Впрочем, Бежевый был похож лицом на доброго по-настоящему, такие хоть и изредка, а тоже все-таки иногда попадались. Старушка вот одна была – в прошлом году за так печеньем два раза его угощала.
Где она, интересно, сейчас? Должно быть, уже на кладбище. Добрые – они долго сейчас на свете не больно-то живут.
Мазь для ушей Федьке нужна была, как мартовскому зайцу клизма. Это Минька придумал: раз он Федуло – значит, и «надуло».
Но Бежевому говорить этого он не стал, а лишь протянул – голосом на всякий случай уже не грубым, а слезно-жалостливым:
– Вы мне, дядечка, лучше рупь дайте – я сам чего надо куплю… (Про себя же подумал: «А вот мы и проверим, какой ты добренький!»)
Гляди ж ты!..
– Держи, – сказал Бежевый, и рублевка тут же очутилась у Федьки в руке. – А мазь все-таки – пошли, дам, – добавил он. – Да не бойся ты, я доктор. Читать-то умеешь?
– Ну – так… – ответил Федька неопределенно. Вообще-то он читать умел, даже выпуски про Шерлока Холмса читал втихаря, но скрывал это от остальных мазуриков, чтобы не засмеяли, не любят здесь больно-то грамотных.
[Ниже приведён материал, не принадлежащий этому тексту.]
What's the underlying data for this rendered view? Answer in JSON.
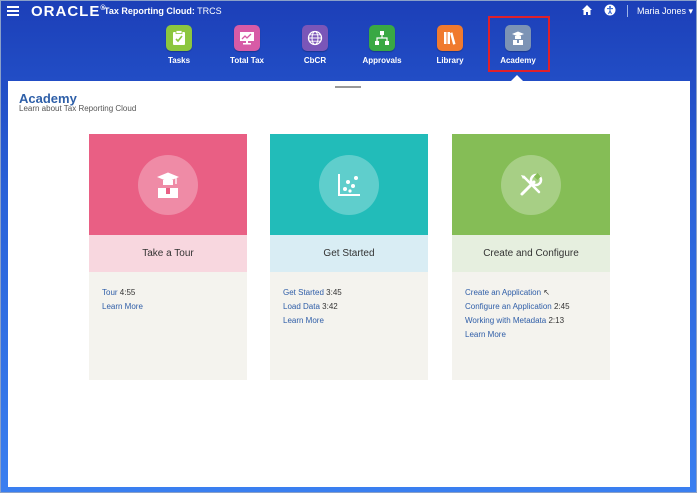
{
  "header": {
    "brand": "ORACLE",
    "app_title_bold": "Tax Reporting Cloud:",
    "app_title_rest": " TRCS",
    "user_name": "Maria Jones"
  },
  "nav": {
    "items": [
      {
        "label": "Tasks",
        "icon": "tasks-icon",
        "color": "#8cc63f"
      },
      {
        "label": "Total Tax",
        "icon": "total-tax-icon",
        "color": "#d75ba6"
      },
      {
        "label": "CbCR",
        "icon": "cbcr-globe-icon",
        "color": "#7a56b8"
      },
      {
        "label": "Approvals",
        "icon": "approvals-icon",
        "color": "#39a844"
      },
      {
        "label": "Library",
        "icon": "library-icon",
        "color": "#f07a2e"
      },
      {
        "label": "Academy",
        "icon": "academy-icon",
        "color": "#7c93b5"
      }
    ],
    "selected": "Academy",
    "highlight_color": "#e0202a"
  },
  "page": {
    "title": "Academy",
    "subtitle": "Learn about Tax Reporting Cloud"
  },
  "cards": [
    {
      "title": "Take a Tour",
      "icon": "student-icon",
      "hero_color": "#e95f84",
      "band_color": "#f8d7df",
      "links": [
        {
          "label": "Tour",
          "duration": "4:55"
        },
        {
          "label": "Learn More",
          "duration": ""
        }
      ]
    },
    {
      "title": "Get Started",
      "icon": "scatter-chart-icon",
      "hero_color": "#22bcb9",
      "band_color": "#d9edf4",
      "links": [
        {
          "label": "Get Started",
          "duration": "3:45"
        },
        {
          "label": "Load Data",
          "duration": "3:42"
        },
        {
          "label": "Learn More",
          "duration": ""
        }
      ]
    },
    {
      "title": "Create and Configure",
      "icon": "wrench-screwdriver-icon",
      "hero_color": "#85bd56",
      "band_color": "#e6efdf",
      "links": [
        {
          "label": "Create an Application",
          "duration": ""
        },
        {
          "label": "Configure an Application",
          "duration": "2:45"
        },
        {
          "label": "Working with Metadata",
          "duration": "2:13"
        },
        {
          "label": "Learn More",
          "duration": ""
        }
      ]
    }
  ]
}
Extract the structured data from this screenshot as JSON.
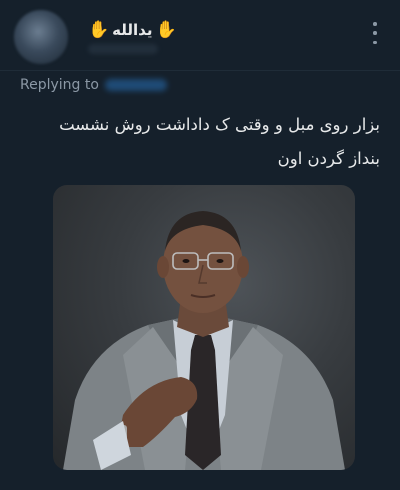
{
  "tweet": {
    "display_name": "یدالله",
    "name_emoji_left": "✋",
    "name_emoji_right": "✋",
    "replying_label": "Replying to",
    "text_line1": "بزار روی مبل و وقتی ک داداشت روش نشست",
    "text_line2": "بنداز گردن اون"
  },
  "icons": {
    "more": "more-vertical-icon",
    "emoji": "raised-hand-icon"
  },
  "colors": {
    "background": "#15202b",
    "text": "#e7e9ea",
    "secondary_text": "#8b98a5",
    "link": "#1d9bf0"
  }
}
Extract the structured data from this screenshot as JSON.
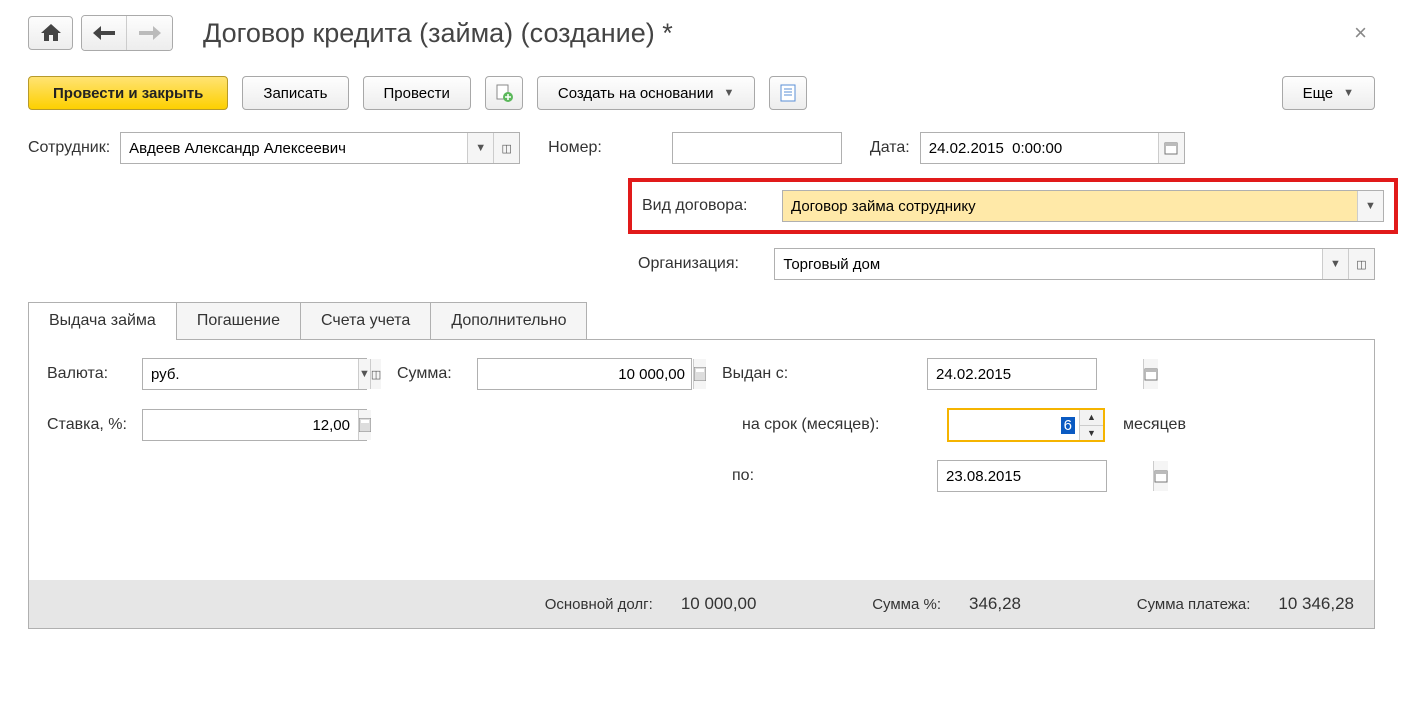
{
  "title": "Договор кредита (займа) (создание) *",
  "toolbar": {
    "post_close": "Провести и закрыть",
    "save": "Записать",
    "post": "Провести",
    "create_based": "Создать на основании",
    "more": "Еще"
  },
  "fields": {
    "employee_label": "Сотрудник:",
    "employee_value": "Авдеев Александр Алексеевич",
    "number_label": "Номер:",
    "number_value": "",
    "date_label": "Дата:",
    "date_value": "24.02.2015  0:00:00",
    "contract_type_label": "Вид договора:",
    "contract_type_value": "Договор займа сотруднику",
    "org_label": "Организация:",
    "org_value": "Торговый дом"
  },
  "tabs": {
    "issue": "Выдача займа",
    "repay": "Погашение",
    "accounts": "Счета учета",
    "extra": "Дополнительно"
  },
  "issue": {
    "currency_label": "Валюта:",
    "currency_value": "руб.",
    "amount_label": "Сумма:",
    "amount_value": "10 000,00",
    "rate_label": "Ставка, %:",
    "rate_value": "12,00",
    "from_label": "Выдан с:",
    "from_value": "24.02.2015",
    "term_label": "на срок (месяцев):",
    "term_value": "6",
    "term_unit": "месяцев",
    "to_label": "по:",
    "to_value": "23.08.2015"
  },
  "summary": {
    "principal_label": "Основной долг:",
    "principal_value": "10 000,00",
    "percent_label": "Сумма %:",
    "percent_value": "346,28",
    "payment_label": "Сумма платежа:",
    "payment_value": "10 346,28"
  }
}
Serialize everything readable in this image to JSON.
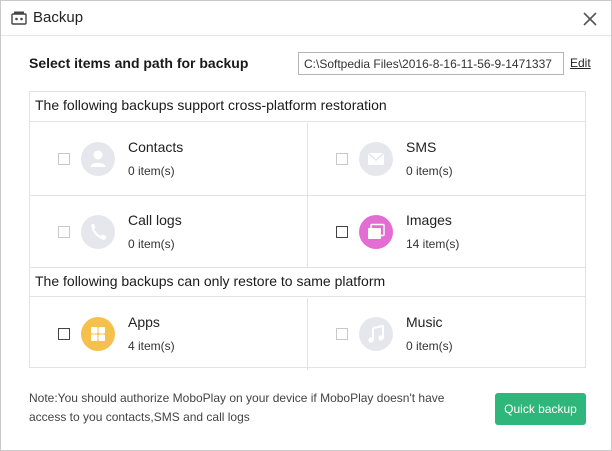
{
  "window": {
    "title": "Backup"
  },
  "header": {
    "label": "Select items and path for backup",
    "path_value": "C:\\Softpedia Files\\2016-8-16-11-56-9-1471337",
    "edit_label": "Edit"
  },
  "sections": [
    {
      "title": "The following backups support cross-platform restoration",
      "items": [
        {
          "name": "Contacts",
          "count": "0 item(s)",
          "icon": "contacts-icon",
          "checked": false
        },
        {
          "name": "SMS",
          "count": "0 item(s)",
          "icon": "sms-icon",
          "checked": false
        },
        {
          "name": "Call logs",
          "count": "0 item(s)",
          "icon": "phone-icon",
          "checked": false
        },
        {
          "name": "Images",
          "count": "14 item(s)",
          "icon": "images-icon",
          "checked": false
        }
      ]
    },
    {
      "title": "The following backups can only restore to same platform",
      "items": [
        {
          "name": "Apps",
          "count": "4 item(s)",
          "icon": "apps-icon",
          "checked": false
        },
        {
          "name": "Music",
          "count": "0 item(s)",
          "icon": "music-icon",
          "checked": false
        }
      ]
    }
  ],
  "footer": {
    "note_line1": "Note:You should authorize MoboPlay on your device if MoboPlay doesn't have",
    "note_line2": "access to you contacts,SMS and call logs",
    "button_label": "Quick backup"
  },
  "colors": {
    "accent_green": "#2fb67b",
    "images_pink": "#e46dd4",
    "apps_yellow": "#f6c04c",
    "icon_gray": "#e5e7ec"
  }
}
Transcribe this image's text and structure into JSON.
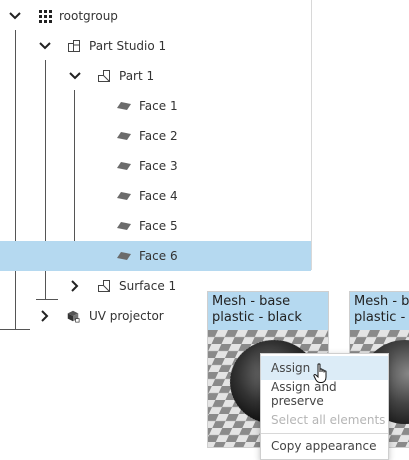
{
  "tree": {
    "rows": [
      {
        "label": "rootgroup",
        "icon": "grid-icon",
        "expanded": true,
        "selected": false
      },
      {
        "label": "Part Studio 1",
        "icon": "part-studio-icon",
        "expanded": true,
        "selected": false
      },
      {
        "label": "Part 1",
        "icon": "part-icon",
        "expanded": true,
        "selected": false
      },
      {
        "label": "Face 1",
        "icon": "face-icon",
        "selected": false
      },
      {
        "label": "Face 2",
        "icon": "face-icon",
        "selected": false
      },
      {
        "label": "Face 3",
        "icon": "face-icon",
        "selected": false
      },
      {
        "label": "Face 4",
        "icon": "face-icon",
        "selected": false
      },
      {
        "label": "Face 5",
        "icon": "face-icon",
        "selected": false
      },
      {
        "label": "Face 6",
        "icon": "face-icon",
        "selected": true
      },
      {
        "label": "Surface 1",
        "icon": "surface-icon",
        "expanded": false,
        "selected": false
      },
      {
        "label": "UV projector",
        "icon": "uv-projector-icon",
        "expanded": false,
        "selected": false
      }
    ]
  },
  "materials": [
    {
      "title": "Mesh - base plastic - black"
    },
    {
      "title": "Mesh - base plastic - "
    }
  ],
  "context_menu": {
    "items": [
      {
        "label": "Assign",
        "state": "hover"
      },
      {
        "label": "Assign and preserve",
        "state": "normal"
      },
      {
        "label": "Select all elements",
        "state": "disabled"
      },
      {
        "label": "Copy appearance",
        "state": "normal"
      }
    ]
  },
  "colors": {
    "selection": "#b5d9f0",
    "menu_hover": "#dcecf7",
    "guide_line": "#555555"
  }
}
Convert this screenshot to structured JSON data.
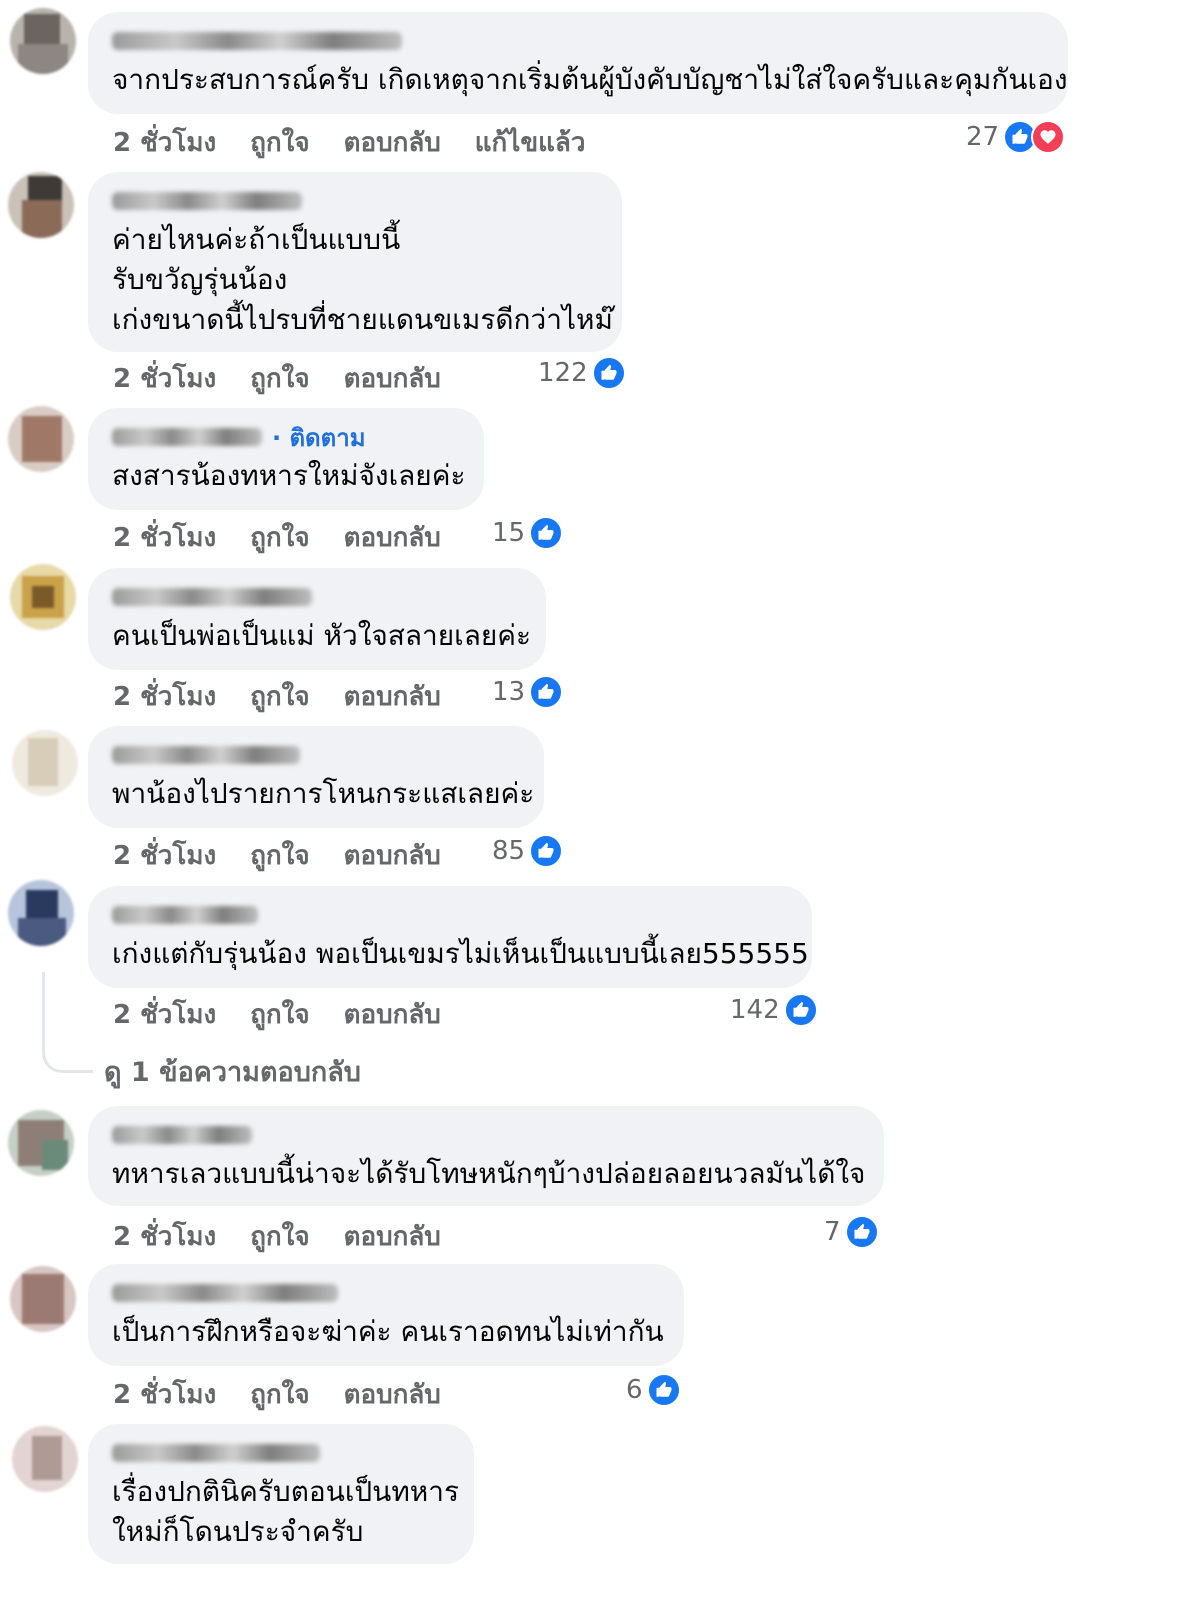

– Тогда читай. – Бежевый протянул ему какую-то небольшую бумаженцию.
На ней было написано: «Доктор Непомнящий Викентий Иванович. Ул. Мясницкая, дом 8, вход со двора. Прием с 2 часов дня до 6 часов вечера».
– Так что не бойся, парень, пошли, – кивнул Бежевый. – Заодно и борщом горячим накормлю.
Если по правде, то уже месяца два у Федьки в брюхе горячего не было, ежели тепло и потреблял, так только через спину, от этого котла с кипящим варом. Да и бумажка, что доктор, все-таки как-то успокаивала…
Эх, все одно пропадать! А с борщом в брюхе – глядишь, выйдет еще и побарахтаться на этом свете малость… Так думал Федуло, уже шагая за Бежевым, держась, понятно, чуть на расстоянии, потому что был с понятием: не дело для доктора рядом с таким мазуриком по городу идти.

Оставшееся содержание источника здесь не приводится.